Game companies really can’t afford to invest overly into such bleeding edge research, as nobody really knows just how feasible it is, and the return on investment is speculative at best. The extent to which they do (and they do!) is out of a sense of craftsmanship, love for what they do, and aspiration for something better – not for any financial gain.
I’m doing this right now and it’s a huge fucking pain in the ass – non-developers frequently have no grasp of just how brain-busting hard it is. I’m spending a bunch of time on my AI because I want it to be “good”, yet I will be forced to stop far before I can hack out “greatness”, and am still stuck with a gussied up heuristic hodge-podge that I know will inevitably have game-able flaws. From a purely financial perspective this is a mistake, a money pit.
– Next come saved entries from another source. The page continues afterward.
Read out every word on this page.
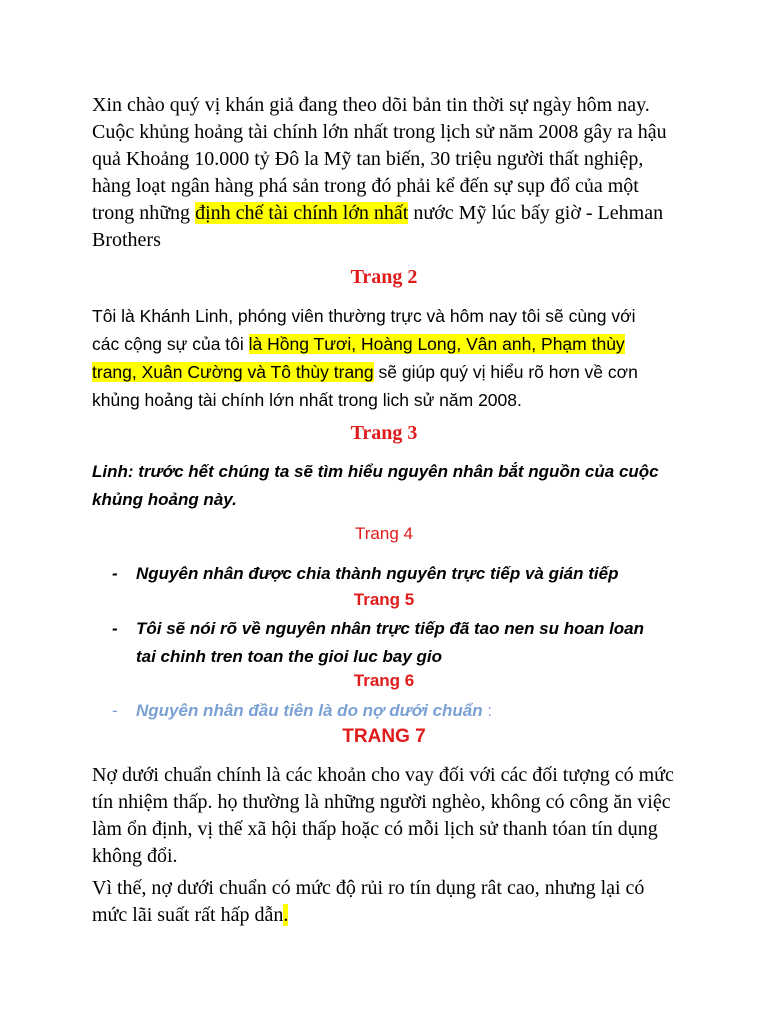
Xin chào quý vị khán giả đang theo dõi bản tin thời sự ngày hôm nay.
Cuộc khủng hoảng tài chính lớn nhất trong lịch sử năm 2008 gây ra hậu
quả Khoảng 10.000 tỷ Đô la Mỹ tan biến, 30 triệu người thất nghiệp,
hàng loạt ngân hàng phá sản trong đó phải kể đến sự sụp đổ của một
trong những định chế tài chính lớn nhất nước Mỹ lúc bấy giờ - Lehman
Brothers
Trang 2
Tôi là Khánh Linh, phóng viên thường trực và hôm nay tôi sẽ cùng với
các cộng sự của tôi là Hồng Tươi, Hoàng Long, Vân anh, Phạm thùy
trang, Xuân Cường và Tô thùy trang sẽ giúp quý vị hiểu rõ hơn về cơn
khủng hoảng tài chính lớn nhất trong lich sử năm 2008.
Trang 3
Linh: trước hết chúng ta sẽ tìm hiểu nguyên nhân bắt nguồn của cuộc
khủng hoảng này.
Trang 4
- Nguyên nhân được chia thành nguyên trực tiếp và gián tiếp
Trang 5
- Tôi sẽ nói rõ về nguyên nhân trực tiếp đã tao nen su hoan loan
tai chinh tren toan the gioi luc bay gio
Trang 6
- Nguyên nhân đầu tiên là do nợ dưới chuẩn :
TRANG 7
Nợ dưới chuẩn chính là các khoản cho vay đối với các đối tượng có mức
tín nhiệm thấp. họ thường là những người nghèo, không có công ăn việc
làm ổn định, vị thế xã hội thấp hoặc có mỗi lịch sử thanh tóan tín dụng
không đổi.
Vì thế, nợ dưới chuẩn có mức độ rủi ro tín dụng rât cao, nhưng lại có
mức lãi suất rất hấp dẫn.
The best way to “improve your AI” isn’t to make it play better anyway, but to address the psychology behind people’s assessment of AI. Make it more personable, etc. Civ 5’s problem isn’t so much that it plays badly, but that it makes a few glaring mistakes that even beginner’s don’t make – e.g. with naval transports.
I tend to agree with Jon’s position here, and having been running a team with a tad bit smaller resources that either Stardock or Firaxis its hard to cost justify development of AI past the “somewhat challenging” level. Games want to win in their games, not get defeated.
We still put 25-30% of coding time on AI, and I doubt we’ll ever go lower…
This is probably the most important lesson I’ve learned in the last decade. It doesnt matter how cool a feature sounds, and how fun it is, if the AI can not handle it.
Beware that Chess analogy, because Chess is easy to hack out!
I would say instead that the further you get from a simple game like Chess, the more exponentially difficult writing a good AI gets. Chess has the luxuries of perfect information of the present, completely non-random outcomes, only 1 move at a time, and relatively few possible moves. A game like civilization is vastly more complex.
Yeah, Chess is not a great example of hard AI. I bet you could beat 97% of the world at Chess with a hundred lines of code, given computer speeds now. Even Go is reasonably tractable – it’s ‘hard’ compared to other board games, but it’s still easy to represent internally and using probabilistic evaluation functions you can at least play decently. Tougher games are ones that you aren’t even sure how to represent it with a data structure.